Experts at VulnCheck have reported the active exploitation of a critical vulnerability in Four-Faith brand routers. The flaw, identified as CVE-2024-12856 with a CVSS score of 7.2, is a command injection vulnerability in the operating system, affecting the F3x24 and F3x36 models.
The severity of the issue is heightened when users fail to change the default credentials for accessing the web interface of the device. This oversight allows unauthenticated attackers to execute arbitrary commands, granting them remote access through a reverse shell upon successful exploitation.
Attack attempts have been traced to the IP address 178.215.238[.]91, previously associated with the exploitation of CVE-2019-12168. GreyNoise experts have confirmed that these attacks continued until mid-December 2024.

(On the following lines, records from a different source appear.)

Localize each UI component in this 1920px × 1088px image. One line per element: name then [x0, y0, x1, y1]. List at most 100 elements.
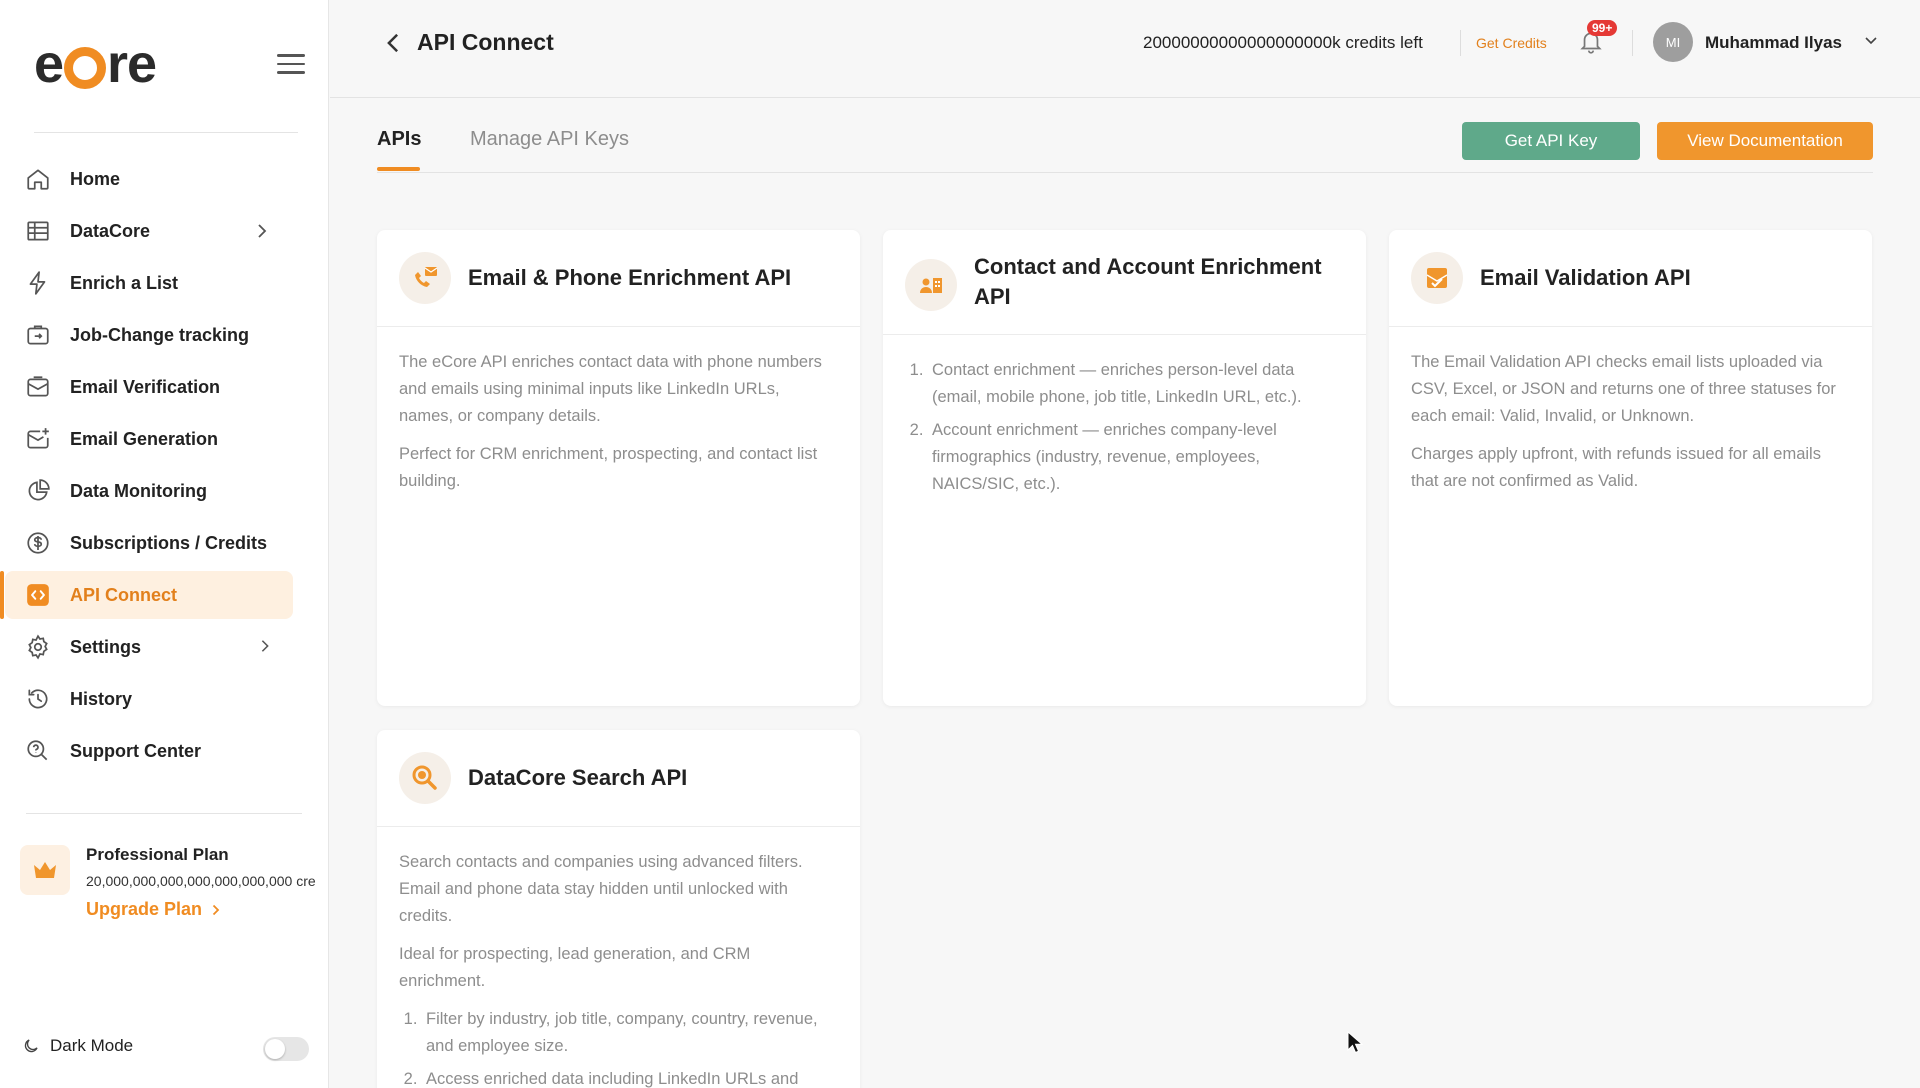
list-item: Filter by industry, job title, company, … — [422, 1006, 838, 1060]
api-card-email-validation[interactable]: Email Validation API The Email Validatio… — [1389, 230, 1872, 706]
avatar[interactable]: MI — [1653, 22, 1693, 62]
list-item: Contact enrichment — enriches person-lev… — [928, 357, 1344, 411]
card-paragraph: Perfect for CRM enrichment, prospecting,… — [399, 445, 818, 490]
plan-credits: 20,000,000,000,000,000,000,000 cre — [86, 873, 316, 889]
api-card-datacore-search[interactable]: DataCore Search API Search contacts and … — [377, 730, 860, 1088]
home-icon — [24, 165, 52, 193]
sidebar-item-support-center[interactable]: Support Center — [0, 727, 329, 775]
sidebar-item-label: DataCore — [70, 220, 151, 241]
sidebar-item-subscriptions[interactable]: Subscriptions / Credits — [0, 519, 329, 567]
upgrade-plan-link[interactable]: Upgrade Plan — [86, 899, 220, 920]
support-icon — [24, 737, 52, 765]
sidebar-divider — [34, 132, 298, 133]
list-item: Account enrichment — enriches company-le… — [928, 417, 1344, 498]
list-item: Access enriched data including LinkedIn … — [422, 1066, 838, 1088]
crown-icon — [20, 845, 70, 895]
tab-manage-api-keys[interactable]: Manage API Keys — [470, 128, 629, 151]
sidebar-item-home[interactable]: Home — [0, 155, 329, 203]
api-card-email-phone[interactable]: Email & Phone Enrichment API The eCore A… — [377, 230, 860, 706]
sidebar-item-label: API Connect — [70, 584, 178, 605]
card-body: Contact enrichment — enriches person-lev… — [883, 335, 1366, 498]
logo-ring — [64, 47, 107, 89]
sidebar: e re Home DataCore Enrich a List Job-Cha… — [0, 0, 329, 1088]
sidebar-item-data-monitoring[interactable]: Data Monitoring — [0, 467, 329, 515]
card-header: Email Validation API — [1389, 230, 1872, 327]
toggle-knob — [265, 1039, 285, 1059]
sidebar-item-label: Subscriptions / Credits — [70, 532, 268, 553]
api-card-contact-account[interactable]: Contact and Account Enrichment API Conta… — [883, 230, 1366, 706]
ecore-logo[interactable]: e re — [34, 34, 157, 94]
sidebar-item-history[interactable]: History — [0, 675, 329, 723]
card-paragraph: Charges apply upfront, with refunds issu… — [1411, 445, 1821, 490]
sidebar-item-label: Email Generation — [70, 428, 219, 449]
card-paragraph: Ideal for prospecting, lead generation, … — [399, 945, 751, 990]
card-paragraph: Search contacts and companies using adva… — [399, 853, 803, 925]
header-divider — [1460, 30, 1461, 56]
card-title: Contact and Account Enrichment API — [974, 254, 1322, 309]
sidebar-item-settings[interactable]: Settings — [0, 623, 329, 671]
user-name[interactable]: Muhammad Ilyas — [1705, 33, 1842, 53]
view-documentation-button[interactable]: View Documentation — [1657, 122, 1873, 160]
briefcase-icon — [24, 321, 52, 349]
card-paragraph: The Email Validation API checks email li… — [1411, 353, 1836, 425]
sidebar-item-label: Settings — [70, 636, 142, 657]
dark-mode-toggle[interactable] — [263, 1037, 309, 1061]
card-body: The eCore API enriches contact data with… — [377, 327, 860, 495]
card-title: Email Validation API — [1480, 265, 1691, 290]
pie-chart-icon — [24, 477, 52, 505]
sidebar-item-label: History — [70, 688, 133, 709]
chevron-down-icon[interactable] — [1864, 36, 1878, 46]
card-list: Filter by industry, job title, company, … — [399, 1006, 838, 1088]
get-api-key-button[interactable]: Get API Key — [1462, 122, 1640, 160]
chevron-right-icon[interactable] — [255, 223, 269, 239]
get-credits-link[interactable]: Get Credits — [1476, 35, 1547, 51]
sidebar-item-label: Support Center — [70, 740, 202, 761]
code-icon — [24, 581, 52, 609]
sidebar-item-datacore[interactable]: DataCore — [0, 207, 329, 255]
card-body: The Email Validation API checks email li… — [1389, 327, 1872, 495]
card-title: DataCore Search API — [468, 765, 688, 790]
email-check-icon — [24, 373, 52, 401]
card-list: Contact enrichment — enriches person-lev… — [905, 357, 1344, 498]
moon-icon — [24, 1039, 38, 1053]
upgrade-plan-label: Upgrade Plan — [86, 899, 203, 919]
active-tab-indicator — [377, 167, 420, 171]
sidebar-item-label: Home — [70, 168, 121, 189]
mouse-cursor-icon — [1347, 1031, 1363, 1054]
card-title: Email & Phone Enrichment API — [468, 265, 792, 290]
hamburger-menu-icon[interactable] — [277, 54, 305, 74]
page-title: API Connect — [417, 29, 554, 55]
card-body: Search contacts and companies using adva… — [377, 827, 860, 1088]
sidebar-item-email-verification[interactable]: Email Verification — [0, 363, 329, 411]
tab-apis[interactable]: APIs — [377, 128, 421, 151]
gear-icon — [24, 633, 52, 661]
card-paragraph: The eCore API enriches contact data with… — [399, 353, 822, 425]
sidebar-item-label: Enrich a List — [70, 272, 179, 293]
sidebar-item-label: Data Monitoring — [70, 480, 207, 501]
sidebar-item-api-connect[interactable]: API Connect — [0, 571, 293, 619]
top-header: API Connect 20000000000000000000k credit… — [330, 0, 1920, 98]
plan-title: Professional Plan — [86, 845, 229, 864]
dark-mode-row: Dark Mode — [22, 1036, 133, 1056]
card-header: Email & Phone Enrichment API — [377, 230, 860, 327]
logo-letters-re: re — [107, 34, 157, 94]
sidebar-nav: Home DataCore Enrich a List Job-Change t… — [0, 155, 329, 779]
sidebar-item-email-generation[interactable]: Email Generation — [0, 415, 329, 463]
header-divider — [1632, 30, 1633, 56]
dark-mode-label: Dark Mode — [50, 1036, 134, 1055]
phone-email-icon — [399, 252, 451, 304]
table-icon — [24, 217, 52, 245]
sidebar-item-label: Email Verification — [70, 376, 221, 397]
sidebar-item-label: Job-Change tracking — [70, 324, 250, 345]
chevron-right-icon[interactable] — [259, 639, 271, 653]
chevron-right-icon — [212, 904, 220, 915]
back-arrow-icon[interactable] — [386, 32, 400, 54]
sidebar-item-job-change[interactable]: Job-Change tracking — [0, 311, 329, 359]
card-header: DataCore Search API — [377, 730, 860, 827]
sidebar-item-enrich-list[interactable]: Enrich a List — [0, 259, 329, 307]
dollar-icon — [24, 529, 52, 557]
notification-badge: 99+ — [1587, 20, 1618, 36]
tab-bar: APIs Manage API Keys Get API Key View Do… — [377, 98, 1873, 173]
history-icon — [24, 685, 52, 713]
lightning-icon — [24, 269, 52, 297]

According to VulnCheck, the vulnerability stems from the adj_time_year parameter, which is used to adjust the system time of the device via HTTP requests to /apply.cgi. Exploitation is achieved by transmitting data through the submit_type=adjust_sys_time parameter.
Censys analysts have identified over 15,000 vulnerable Four-Faith devices accessible on the internet, significantly amplifying the threat’s scale. It is believed that the attacks began as early as November 2024. VulnCheck reported the issue to the developer on December 20, 2024, but as of now, no information on a patch release has been provided.